"Try some of that brandy-and-water, and don't get into the doldrums. Light a cheroot—there's a box of capital ones on the locker behind you. Have patience; in a few months at farthest——"
"Months! You talk to me of patience, Tom, as if you had never seen me practise it."
"In what way?"
"Have you forgotten when I was broiling, for a pittance, on the Bonny river? how I toiled, worked, aye, slaved, and cheered myself with the thoughts of Ethel Basset, and an English home? For three years I had patience, amid adversity and illness. Heaven knows how I got through those three years, Tom."
"Just as you shall get over the three months that must pass before you reach the Mauritius after visiting Rio."
"Well, I returned, as I have told you, to find that her future home was to be elsewhere than in England; that we were to be separated, perhaps, hopelessly; that I had a rival, too, a kinsman, a protégé of her father's, a son of a certain Tom Hawkshaw, of Lincoln's Inn—a fellow without honour, honesty, money, or scruple."

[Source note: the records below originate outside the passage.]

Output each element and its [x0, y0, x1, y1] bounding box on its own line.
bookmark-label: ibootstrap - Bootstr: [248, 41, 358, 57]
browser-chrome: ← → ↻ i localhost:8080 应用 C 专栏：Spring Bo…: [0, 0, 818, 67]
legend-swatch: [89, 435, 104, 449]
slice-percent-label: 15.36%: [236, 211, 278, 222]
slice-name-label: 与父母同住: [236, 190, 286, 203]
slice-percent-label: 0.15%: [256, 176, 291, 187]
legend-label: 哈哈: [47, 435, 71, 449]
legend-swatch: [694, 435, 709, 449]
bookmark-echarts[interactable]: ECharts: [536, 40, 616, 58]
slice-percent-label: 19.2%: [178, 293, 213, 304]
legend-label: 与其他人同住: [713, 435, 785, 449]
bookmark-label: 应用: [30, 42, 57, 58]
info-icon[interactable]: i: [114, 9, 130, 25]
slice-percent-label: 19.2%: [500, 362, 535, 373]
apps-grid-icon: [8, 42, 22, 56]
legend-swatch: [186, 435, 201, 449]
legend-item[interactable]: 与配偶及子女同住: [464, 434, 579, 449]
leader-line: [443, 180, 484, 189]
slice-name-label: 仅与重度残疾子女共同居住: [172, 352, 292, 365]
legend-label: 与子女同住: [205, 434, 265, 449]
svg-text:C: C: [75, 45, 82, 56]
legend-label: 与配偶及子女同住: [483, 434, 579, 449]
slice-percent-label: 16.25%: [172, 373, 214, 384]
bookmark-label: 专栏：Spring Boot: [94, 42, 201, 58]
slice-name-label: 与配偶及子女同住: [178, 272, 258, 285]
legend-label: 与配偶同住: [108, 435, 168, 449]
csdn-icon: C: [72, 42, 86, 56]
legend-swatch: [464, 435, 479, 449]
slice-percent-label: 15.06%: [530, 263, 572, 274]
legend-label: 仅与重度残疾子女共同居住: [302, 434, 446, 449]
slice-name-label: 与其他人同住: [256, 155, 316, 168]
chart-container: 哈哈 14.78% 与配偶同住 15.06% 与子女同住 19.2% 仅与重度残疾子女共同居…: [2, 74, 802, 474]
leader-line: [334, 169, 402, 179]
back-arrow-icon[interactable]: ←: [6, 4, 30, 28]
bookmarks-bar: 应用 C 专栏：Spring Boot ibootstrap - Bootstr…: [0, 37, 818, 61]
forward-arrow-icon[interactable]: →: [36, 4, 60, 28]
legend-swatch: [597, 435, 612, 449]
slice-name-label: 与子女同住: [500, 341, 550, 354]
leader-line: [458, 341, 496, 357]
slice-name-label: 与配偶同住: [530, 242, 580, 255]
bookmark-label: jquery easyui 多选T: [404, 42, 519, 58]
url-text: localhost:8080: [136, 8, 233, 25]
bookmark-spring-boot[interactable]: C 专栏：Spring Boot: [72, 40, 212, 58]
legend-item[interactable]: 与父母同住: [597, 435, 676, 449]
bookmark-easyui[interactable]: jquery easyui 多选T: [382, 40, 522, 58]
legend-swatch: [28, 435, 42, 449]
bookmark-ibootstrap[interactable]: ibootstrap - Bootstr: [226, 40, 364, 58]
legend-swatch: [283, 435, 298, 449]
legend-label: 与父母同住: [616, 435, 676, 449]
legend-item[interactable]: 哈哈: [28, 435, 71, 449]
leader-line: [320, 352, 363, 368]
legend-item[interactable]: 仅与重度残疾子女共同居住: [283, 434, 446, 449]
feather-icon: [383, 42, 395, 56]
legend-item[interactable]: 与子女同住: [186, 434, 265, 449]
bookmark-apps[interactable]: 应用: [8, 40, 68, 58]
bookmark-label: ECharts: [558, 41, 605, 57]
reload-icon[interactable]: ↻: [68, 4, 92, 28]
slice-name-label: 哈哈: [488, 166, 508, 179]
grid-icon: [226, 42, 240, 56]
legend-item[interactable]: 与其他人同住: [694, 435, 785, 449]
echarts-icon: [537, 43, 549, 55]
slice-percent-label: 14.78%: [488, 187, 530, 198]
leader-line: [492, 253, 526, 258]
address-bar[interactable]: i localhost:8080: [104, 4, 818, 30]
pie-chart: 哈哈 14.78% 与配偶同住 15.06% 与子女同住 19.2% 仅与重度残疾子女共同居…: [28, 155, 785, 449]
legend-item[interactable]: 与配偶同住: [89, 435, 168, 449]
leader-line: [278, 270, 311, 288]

"I'd like to give him a dip at the end of a deep-sea line."
"Sail, homeward-bound, on the weather-bow!" reported Morrison, one morning, a few days after this.
Morley's heart leaped, and he rushed on deck to look at the stranger—a smart bark, close-hauled, with all her starboard-tacks aboard. She was evidently a foreigner, being painted a pale pea-green.
"A Baltic craft, I take her to be," said Morrison. "Here she comes, running sharp on a wind, with a bone in her teeth."